YORKTON - When the 2022 PBR Canada National Finals is held in Edmonton the next two days, it will be notable not just for who emerges as the champion, but because it would be the last rides of one of the best Canadian riders ever.
Months ago Zane Lambert announced he would retire at season’s end, and now on the eve of the finals the Ponoka, Alta. cowboy is experiencing a range of emotions.
“It’s a little bit emotional, a little of celebration, a little bit of excitement,” he said in an interview Thursday.
As for the decision to retire, Lambert said he still sees retirement as the right thing for him, although maybe a year later than it should have been.
Looking back at 2022, the results have not been what Lambert wished “with a couple of rough wrecks” putting him on the sidelines and cutting into his year end points headed to the finals.
“I wish it could have gone a little different,” he said. “. . . Would I have liked to be a little higher in the standings this year? For sure.
“But, the injuries kind of piled up here,” said Lambert, adding when you age a bit one injury can roll into another more easily. “They add up.”
The finals wouldn’t go quite the way Lambert would have wanted either. While he rode to a solid 85.5 score in the opening round Friday, he would buck off in round two opening night, and again in round three Saturday, just missing a spot in the championship round by half a point – the storied career had its unsatisfying final chapter.

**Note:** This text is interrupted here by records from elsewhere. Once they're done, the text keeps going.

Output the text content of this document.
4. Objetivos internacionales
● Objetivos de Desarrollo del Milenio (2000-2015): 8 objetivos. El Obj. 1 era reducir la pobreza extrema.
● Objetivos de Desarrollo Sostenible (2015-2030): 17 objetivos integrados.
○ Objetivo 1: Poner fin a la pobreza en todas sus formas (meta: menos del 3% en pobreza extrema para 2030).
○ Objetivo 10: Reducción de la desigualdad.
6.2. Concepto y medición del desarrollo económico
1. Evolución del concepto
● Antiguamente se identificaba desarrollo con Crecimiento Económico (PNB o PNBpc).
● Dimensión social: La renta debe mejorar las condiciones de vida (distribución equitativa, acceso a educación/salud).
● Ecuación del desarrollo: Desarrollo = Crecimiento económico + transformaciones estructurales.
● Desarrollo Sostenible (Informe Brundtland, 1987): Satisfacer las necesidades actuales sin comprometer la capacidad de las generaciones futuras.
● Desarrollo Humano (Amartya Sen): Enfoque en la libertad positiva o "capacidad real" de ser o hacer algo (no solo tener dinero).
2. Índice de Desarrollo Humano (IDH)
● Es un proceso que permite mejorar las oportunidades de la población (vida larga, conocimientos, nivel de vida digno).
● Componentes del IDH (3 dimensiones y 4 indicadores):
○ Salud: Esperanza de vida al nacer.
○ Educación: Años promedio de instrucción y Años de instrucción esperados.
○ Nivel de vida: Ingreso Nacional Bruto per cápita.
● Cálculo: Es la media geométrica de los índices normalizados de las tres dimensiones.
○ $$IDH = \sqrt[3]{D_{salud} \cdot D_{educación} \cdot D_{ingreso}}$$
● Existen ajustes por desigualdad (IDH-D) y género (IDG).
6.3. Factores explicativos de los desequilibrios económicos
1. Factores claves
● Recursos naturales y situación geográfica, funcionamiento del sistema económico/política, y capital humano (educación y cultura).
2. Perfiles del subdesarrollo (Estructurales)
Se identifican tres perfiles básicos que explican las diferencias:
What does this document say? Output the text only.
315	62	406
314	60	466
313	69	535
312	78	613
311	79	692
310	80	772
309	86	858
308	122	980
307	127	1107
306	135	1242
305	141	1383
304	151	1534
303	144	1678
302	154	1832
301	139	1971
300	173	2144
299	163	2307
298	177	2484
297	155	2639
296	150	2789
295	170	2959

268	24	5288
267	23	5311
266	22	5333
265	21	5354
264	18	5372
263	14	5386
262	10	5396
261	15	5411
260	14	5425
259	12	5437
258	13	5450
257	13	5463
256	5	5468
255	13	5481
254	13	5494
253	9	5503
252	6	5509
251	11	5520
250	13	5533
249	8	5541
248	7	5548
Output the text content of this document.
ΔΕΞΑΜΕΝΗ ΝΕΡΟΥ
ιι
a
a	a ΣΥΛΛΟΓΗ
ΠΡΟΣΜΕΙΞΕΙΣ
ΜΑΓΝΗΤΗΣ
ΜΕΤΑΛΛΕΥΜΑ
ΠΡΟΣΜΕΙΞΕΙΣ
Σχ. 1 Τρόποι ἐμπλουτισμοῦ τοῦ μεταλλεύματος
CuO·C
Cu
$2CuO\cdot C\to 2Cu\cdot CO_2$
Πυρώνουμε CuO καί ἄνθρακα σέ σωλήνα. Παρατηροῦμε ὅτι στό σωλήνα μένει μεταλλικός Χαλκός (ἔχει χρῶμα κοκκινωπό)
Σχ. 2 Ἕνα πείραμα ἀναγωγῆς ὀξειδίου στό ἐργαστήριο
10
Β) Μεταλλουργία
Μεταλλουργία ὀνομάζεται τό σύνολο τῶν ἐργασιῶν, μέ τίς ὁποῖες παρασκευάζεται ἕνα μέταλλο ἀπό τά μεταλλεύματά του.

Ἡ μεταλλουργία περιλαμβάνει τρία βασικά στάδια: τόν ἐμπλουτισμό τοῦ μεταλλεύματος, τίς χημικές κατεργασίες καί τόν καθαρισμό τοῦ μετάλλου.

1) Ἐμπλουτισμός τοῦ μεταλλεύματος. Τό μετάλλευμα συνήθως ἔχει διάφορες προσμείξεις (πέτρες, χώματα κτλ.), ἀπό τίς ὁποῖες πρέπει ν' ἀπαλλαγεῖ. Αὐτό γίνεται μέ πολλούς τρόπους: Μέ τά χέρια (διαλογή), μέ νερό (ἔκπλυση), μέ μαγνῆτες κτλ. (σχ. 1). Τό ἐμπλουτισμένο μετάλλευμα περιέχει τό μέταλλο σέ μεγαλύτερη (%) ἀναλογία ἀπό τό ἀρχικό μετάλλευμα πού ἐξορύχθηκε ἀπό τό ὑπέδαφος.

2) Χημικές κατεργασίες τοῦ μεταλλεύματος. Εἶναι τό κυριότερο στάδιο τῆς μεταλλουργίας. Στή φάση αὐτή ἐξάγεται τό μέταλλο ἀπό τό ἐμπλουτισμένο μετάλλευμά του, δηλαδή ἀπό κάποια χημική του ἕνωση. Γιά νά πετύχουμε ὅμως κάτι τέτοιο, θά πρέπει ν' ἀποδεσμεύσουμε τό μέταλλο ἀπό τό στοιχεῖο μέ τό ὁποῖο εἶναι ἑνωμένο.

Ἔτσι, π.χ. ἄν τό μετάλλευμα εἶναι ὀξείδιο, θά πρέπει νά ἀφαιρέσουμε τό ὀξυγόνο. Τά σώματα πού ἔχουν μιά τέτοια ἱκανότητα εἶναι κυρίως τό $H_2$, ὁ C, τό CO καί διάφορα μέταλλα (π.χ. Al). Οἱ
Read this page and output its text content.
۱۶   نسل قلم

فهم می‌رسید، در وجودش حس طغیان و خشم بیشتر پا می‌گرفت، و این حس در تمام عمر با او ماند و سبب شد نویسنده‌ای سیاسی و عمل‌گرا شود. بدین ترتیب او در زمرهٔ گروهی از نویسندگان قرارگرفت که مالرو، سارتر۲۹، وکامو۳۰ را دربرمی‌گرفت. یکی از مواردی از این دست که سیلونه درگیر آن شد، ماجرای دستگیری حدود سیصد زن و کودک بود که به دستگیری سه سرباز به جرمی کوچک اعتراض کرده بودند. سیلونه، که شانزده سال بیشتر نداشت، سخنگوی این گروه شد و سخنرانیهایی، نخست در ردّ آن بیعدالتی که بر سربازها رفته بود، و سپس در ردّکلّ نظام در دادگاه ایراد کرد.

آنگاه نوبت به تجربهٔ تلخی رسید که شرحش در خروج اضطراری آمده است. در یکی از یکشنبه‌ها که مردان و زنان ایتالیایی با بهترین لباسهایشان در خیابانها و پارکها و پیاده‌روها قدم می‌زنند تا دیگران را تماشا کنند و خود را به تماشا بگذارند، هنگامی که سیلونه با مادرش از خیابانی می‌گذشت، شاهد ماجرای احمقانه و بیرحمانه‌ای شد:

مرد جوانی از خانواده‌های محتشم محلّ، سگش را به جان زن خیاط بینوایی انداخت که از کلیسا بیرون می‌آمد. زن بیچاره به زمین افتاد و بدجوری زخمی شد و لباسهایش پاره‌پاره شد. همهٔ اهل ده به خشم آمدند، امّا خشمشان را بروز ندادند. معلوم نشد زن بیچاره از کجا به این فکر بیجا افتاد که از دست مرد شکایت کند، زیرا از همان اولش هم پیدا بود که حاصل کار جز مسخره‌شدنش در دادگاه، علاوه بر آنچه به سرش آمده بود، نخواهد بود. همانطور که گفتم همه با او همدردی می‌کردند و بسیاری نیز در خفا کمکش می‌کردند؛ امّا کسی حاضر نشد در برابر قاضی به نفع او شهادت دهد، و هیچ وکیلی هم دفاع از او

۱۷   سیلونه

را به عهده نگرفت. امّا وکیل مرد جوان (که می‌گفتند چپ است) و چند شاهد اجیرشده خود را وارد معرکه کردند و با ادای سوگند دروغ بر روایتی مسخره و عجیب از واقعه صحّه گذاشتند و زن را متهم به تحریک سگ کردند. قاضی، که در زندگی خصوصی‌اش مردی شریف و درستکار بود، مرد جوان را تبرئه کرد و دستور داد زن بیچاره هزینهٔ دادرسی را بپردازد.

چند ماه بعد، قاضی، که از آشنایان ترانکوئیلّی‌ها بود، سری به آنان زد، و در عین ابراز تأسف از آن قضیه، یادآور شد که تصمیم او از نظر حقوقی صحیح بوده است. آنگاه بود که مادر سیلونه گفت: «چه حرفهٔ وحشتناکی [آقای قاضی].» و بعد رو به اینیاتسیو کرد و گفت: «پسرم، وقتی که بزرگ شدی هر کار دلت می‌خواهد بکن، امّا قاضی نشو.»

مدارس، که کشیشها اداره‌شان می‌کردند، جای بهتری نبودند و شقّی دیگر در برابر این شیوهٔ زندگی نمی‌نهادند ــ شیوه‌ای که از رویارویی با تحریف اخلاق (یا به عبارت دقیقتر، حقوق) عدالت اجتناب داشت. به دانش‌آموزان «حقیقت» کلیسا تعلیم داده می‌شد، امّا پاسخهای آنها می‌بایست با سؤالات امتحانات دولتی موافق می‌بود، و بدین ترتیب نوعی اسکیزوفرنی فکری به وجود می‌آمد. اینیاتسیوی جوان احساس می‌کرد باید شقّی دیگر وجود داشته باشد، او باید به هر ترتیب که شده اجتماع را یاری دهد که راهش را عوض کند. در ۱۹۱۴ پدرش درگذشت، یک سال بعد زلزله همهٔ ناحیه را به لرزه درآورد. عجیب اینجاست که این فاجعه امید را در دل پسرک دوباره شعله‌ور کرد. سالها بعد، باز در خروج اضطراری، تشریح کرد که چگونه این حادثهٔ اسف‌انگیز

With the results less than hoped for in 2022, Lambert said maybe he should have retired a year earlier, but he will be on his bulls in Edmonton trying to put a few great rides together to end his career.
Lambert will conclude his PBR career having climbed on more than 750 bulls, riding more than 375 or roughly 50 per cent, with 31 event wins (three in 2022), and more than $500,000 in career earnings. It is a notable career by every measure.
Lambert is also the lone rider in Canadian history to have qualified for and compete at every iteration of the PBR Canada National Finals. He is also the first rider to have won the year-end event multiple times, let alone in back-to-back years, when he dominated the finals in 2016 and 2017.
With the final rides now in the books, what is next for Lambert?
“I think bull riding for sure is my lifestyle,” he said, adding in the future you will see him around bull riding events it’s just unclear in what capacity that might be.
“I’m not dying. I’m just retiring, so you will see me on the sidelines here and there,” he offered.
But that will be down the road. For the first year or two “I just want to take it off and be with my boys raising them,” he said.
Lambert has a son four and one 10 months, and he already expects one day they will be involved in rodeo.
“My four-year-old has already worn out two cowboy hats,” he noted.
“I think it’s likely they will get on bulls. We’re in the heart of it in Canada. There will be ample opportunity for them. They’ll definitely grow up around the sport.”
And they can learn from one of the best in their father who is already taking on a teaching roll.
“I do a bull riding school every year. I want to help give the kids all the tools they need to go down the road,” said Lambert.
Interestingly, Lambert himself didn’t come to bull riding following his father’s footsteps.
“My dad wasn’t a bull rider. He was a farmhand,” he said,
So while they grew up around horses and cattle, bull riding was exactly part of the culture.
“There wasn’t a whole lot of rodeos around there,” said the 36-year-old, who was born and raised in Westbourne, Man., and would later attend school in Gladstone.
But four siblings would give rodeo a try.
“They all started rodeoing before I did,” he said, adding that by the age of seven “I wanted to be a bull rider.”
By 15, Lambert said he wanted to turn pro, but that had to wait until he was 18, and the rest of course is history.
So what is the highlight of a near 20-year career?
Lambert was quick to point to 2014 when he qualified for the World finals. He qualified 27th, which he said might not seem so impressive “but it was at the highest level, the best of the sport,” he said.
Along the road the other thing Lambert can be proud of is how others in the sport look to him with respect and admiration.
“You lead by example. You do that and you give kids a role model. That was all I was trying to do,” he said.